Exploring this World's Most Haunted Grove: Gnarled Trees, UFOs and Spooky Stories in Romania's Legendary Region.
"They call this place a mysterious vortex of Transylvania," explains a local guide, his exhalation forming clouds of vapor in the chilly dusk atmosphere. "So many people have disappeared here, some say it's an entrance to a parallel world." Marius is guiding a guest on a nocturnal tour through commonly known as the world's most haunted forest: Hoia-Baciu, an area covering one square mile of old-growth local woods on the edges of the Transylvanian city of Cluj-Napoca.
Centuries of Mystery
Stories of bizarre occurrences here go back a long time – the grove is called after a local shepherd who is reportedly went missing in the long ago, accompanied by two hundred animals. But Hoia-Baciu achieved international attention in 1968, when an army specialist known as Emil Barnea captured on film what he claimed was a flying saucer hovering above a round opening in the heart of the forest.
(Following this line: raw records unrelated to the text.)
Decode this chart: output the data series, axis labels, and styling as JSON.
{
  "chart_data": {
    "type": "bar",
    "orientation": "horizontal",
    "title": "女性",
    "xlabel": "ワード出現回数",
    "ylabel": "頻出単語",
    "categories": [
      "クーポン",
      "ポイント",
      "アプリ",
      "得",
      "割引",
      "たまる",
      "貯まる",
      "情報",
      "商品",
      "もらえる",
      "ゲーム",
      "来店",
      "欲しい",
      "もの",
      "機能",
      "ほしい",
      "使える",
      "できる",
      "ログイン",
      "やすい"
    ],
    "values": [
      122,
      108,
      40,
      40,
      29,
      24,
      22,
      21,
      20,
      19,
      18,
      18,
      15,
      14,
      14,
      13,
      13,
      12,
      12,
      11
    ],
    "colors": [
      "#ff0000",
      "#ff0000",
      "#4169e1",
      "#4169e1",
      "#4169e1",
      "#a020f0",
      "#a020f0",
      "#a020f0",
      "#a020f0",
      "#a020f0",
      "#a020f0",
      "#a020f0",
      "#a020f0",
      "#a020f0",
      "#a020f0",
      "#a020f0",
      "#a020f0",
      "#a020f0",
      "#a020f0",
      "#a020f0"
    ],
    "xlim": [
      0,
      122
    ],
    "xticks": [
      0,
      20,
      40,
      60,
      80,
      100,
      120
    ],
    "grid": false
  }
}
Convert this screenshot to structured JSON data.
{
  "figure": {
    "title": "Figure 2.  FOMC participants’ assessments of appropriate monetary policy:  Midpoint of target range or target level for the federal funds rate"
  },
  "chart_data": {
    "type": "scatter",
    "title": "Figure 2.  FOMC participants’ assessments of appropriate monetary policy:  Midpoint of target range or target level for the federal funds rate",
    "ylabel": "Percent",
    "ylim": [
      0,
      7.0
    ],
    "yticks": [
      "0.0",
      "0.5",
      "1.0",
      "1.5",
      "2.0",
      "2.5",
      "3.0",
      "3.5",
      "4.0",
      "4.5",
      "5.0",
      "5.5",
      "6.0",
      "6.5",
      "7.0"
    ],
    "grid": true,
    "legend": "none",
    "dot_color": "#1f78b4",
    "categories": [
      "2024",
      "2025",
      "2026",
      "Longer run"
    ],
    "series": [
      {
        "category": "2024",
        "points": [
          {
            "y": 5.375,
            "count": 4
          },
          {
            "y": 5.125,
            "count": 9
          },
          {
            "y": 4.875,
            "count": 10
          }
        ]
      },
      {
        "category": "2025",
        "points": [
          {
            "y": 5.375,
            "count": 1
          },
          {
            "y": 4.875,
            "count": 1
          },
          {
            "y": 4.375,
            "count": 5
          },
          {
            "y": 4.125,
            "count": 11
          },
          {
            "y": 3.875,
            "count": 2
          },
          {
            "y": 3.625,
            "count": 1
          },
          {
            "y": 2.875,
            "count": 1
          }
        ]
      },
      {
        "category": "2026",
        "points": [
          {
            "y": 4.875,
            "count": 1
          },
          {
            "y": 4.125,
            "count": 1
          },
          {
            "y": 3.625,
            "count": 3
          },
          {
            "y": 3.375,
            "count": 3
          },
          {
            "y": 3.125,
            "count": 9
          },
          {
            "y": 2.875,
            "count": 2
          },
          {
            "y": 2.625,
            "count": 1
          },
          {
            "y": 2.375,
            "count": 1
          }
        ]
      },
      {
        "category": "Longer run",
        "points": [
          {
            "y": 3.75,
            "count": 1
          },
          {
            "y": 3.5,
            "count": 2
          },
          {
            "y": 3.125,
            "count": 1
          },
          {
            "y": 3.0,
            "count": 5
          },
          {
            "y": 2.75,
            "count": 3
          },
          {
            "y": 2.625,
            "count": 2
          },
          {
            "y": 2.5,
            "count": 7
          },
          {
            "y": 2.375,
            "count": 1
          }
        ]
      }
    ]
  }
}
Numerous entered this place and failed to return. But no need to fear," he states, facing the visitor with a smile. "Our tours have a flawless completion rate."
In the decades since, Hoia-Baciu has attracted meditation experts, spiritual healers, UFO researchers and supernatural researchers from around the globe, interested in encountering the mysterious powers believed to resonate through the forest.
Current Risks
Despite being a top global hotspots for lovers of the paranormal, the forest is under threat. The outlying areas of Cluj-Napoca – an innovative digital cluster of more than 400,000 people, described as the tech capital of eastern Europe – are advancing, and construction companies are campaigning for permission to remove the forest to build apartment blocks.
Barring a small area home to regionally uncommon oak varieties, the grove is not officially protected, but the guide is confident that the organization he was instrumental in creating – a local conservation effort – will contribute to improving the situation, motivating the authorities to acknowledge the forest's significance as a visitor destination.
Eerie Encounters
When small sticks and fall foliage snap and crunch beneath their shoes, the guide describes some of the folk tales and reported ghostly incidents here.
- One famous story tells of a five-year-old girl vanishing during a group gathering, only to rematerialise five years later with no memory of her experience, showing no signs of aging a single day, her attire without the slightest speck of soil.
- Regular stories describe mobile phones and camera equipment inexplicably shutting down on stepping into the forest.
- Feelings range from absolute fear to states of ecstasy.
- Some people report observing bizarre skin irritations on their skin, hearing ghostly voices through the forest, or experience palms pushing them, even when sure they are alone.
Scientific Investigations
Despite several of the stories may be unverifiable, there is much visibly present that is definitely bizarre. All around are trees whose trunks are warped and gnarled into bizarre configurations.
Various suggestions have been proposed to clarify the deformed trees: that hurricane winds could have bent the saplings, or typically increased radioactivity in the ground explain their unusual development.
But research studies have turned up no satisfactory evidence.
The Famous Clearing
The guide's walks permit visitors to engage in a modest investigation of their own. As we approach the clearing in the woods where Barnea captured his famous UFO photographs, he gives the visitor an electromagnetic field detector which measures energy patterns.
"We're stepping into the most powerful section of the forest," he comments. "Try to detect something."
The plants suddenly stop dead as they step into a flawless round. The sole vegetation is the low vegetation beneath the ground; it's clear that it's naturally occurring, and looks that this bizarre meadow is natural, not the work of people.
Fact Versus Fiction
Transylvania generally is a location which fuels fantasy, where the border is unclear between fact and folklore. In countryside villages faith continues in strigoi ("screamers") – otherworldly, shapeshifting bloodsuckers, who return from burial sites to frighten nearby villages.
Bram Stoker's famous fictional vampire is always connected with Transylvania, and the legendary fortress – an ancient structure situated on a cliff edge in the mountain range – is actively advertised as "the vampire's home".
But including myth-shrouded Transylvania – literally, "the place beyond the forest" – appears solid and predictable in contrast to the haunted grove, which seem to be, for reasons nuclear, environmental or purely mythical, a hub for creative energy.
"Within this forest," the guide states, "the boundary between reality and imagination is very thin."